What is the purpose for the regex substitution in preprocessing?
marksverdhei opened this issue · 1 comments
marksverdhei commented
Hi,
I'm working on fine tuning the model for a custom dataset, and therefore wanted to replicate the data prerocessing.
As the README points to, I look looked at the preprocessing function and noticed this regex substitution.
Lines 54 to 58 in 7bf0653
I tried it out in the python shell to double check
>>> import tensorflow as tf
>>> s = "abc def 'ghi' jkl 'mno' 'pqr'"
>>> s_lower
<tf.Tensor: shape=(), dtype=string, numpy=b"abc def 'ghi' jkl 'mno' 'pqr'">
>>> s_lower = tf.strings.lower(s)
>>> tf.strings.regex_replace(s_lower, "'(.*)'", r"\1")

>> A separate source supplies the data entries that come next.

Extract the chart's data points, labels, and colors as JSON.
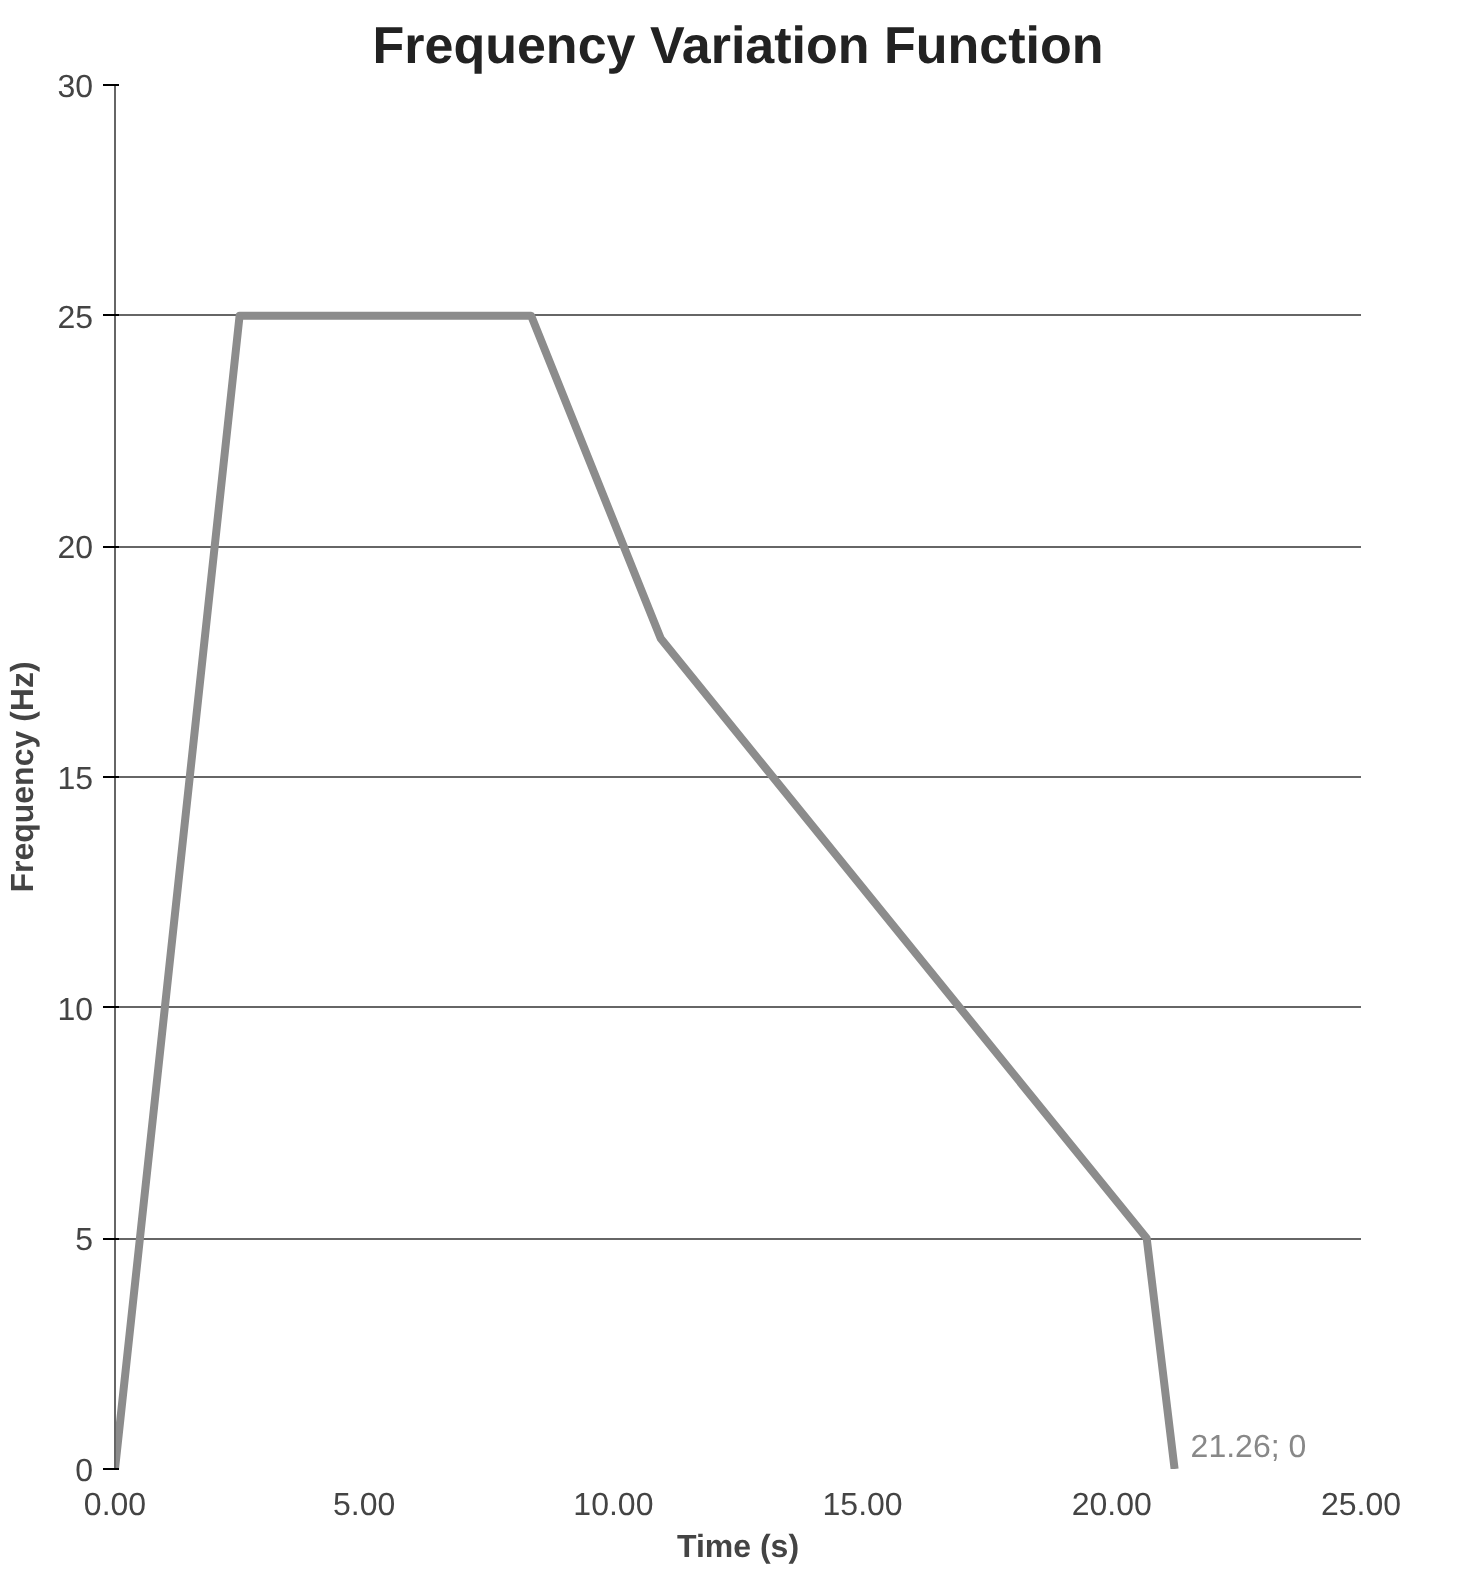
{
  "chart_data": {
    "type": "line",
    "title": "Frequency Variation Function",
    "xlabel": "Time (s)",
    "ylabel": "Frequency (Hz)",
    "x": [
      0,
      2.5,
      8.35,
      10.95,
      20.7,
      21.26
    ],
    "series": [
      {
        "color": "#8c8c8c",
        "values": [
          0,
          25,
          25,
          18,
          5,
          0
        ]
      }
    ],
    "xlim": [
      0,
      25
    ],
    "ylim": [
      0,
      30
    ],
    "xticks": [
      {
        "value": 0,
        "label": "0.00"
      },
      {
        "value": 5,
        "label": "5.00"
      },
      {
        "value": 10,
        "label": "10.00"
      },
      {
        "value": 15,
        "label": "15.00"
      },
      {
        "value": 20,
        "label": "20.00"
      },
      {
        "value": 25,
        "label": "25.00"
      }
    ],
    "yticks": [
      0,
      5,
      10,
      15,
      20,
      25,
      30
    ],
    "grid": "y",
    "marker": "none",
    "line_style": "solid",
    "annotations": [
      {
        "text": "21.26; 0",
        "x": 21.26,
        "y": 0
      }
    ]
  }
}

<tf.Tensor: shape=(), dtype=string, numpy=b"abc def ghi' jkl 'mno' 'pqr">
So it seems that it removes the first and last quotes of an input strings, but not the ones in the middle.
Is this intentional?
The docstring says "remove quotes" so I wasn't sure if it just meant all quotes or first and last, or if there is something I'm missing
danyaljj commented
All these were inherited [semi-blindly] from this example. See the definition of trivia_preprocessor
function.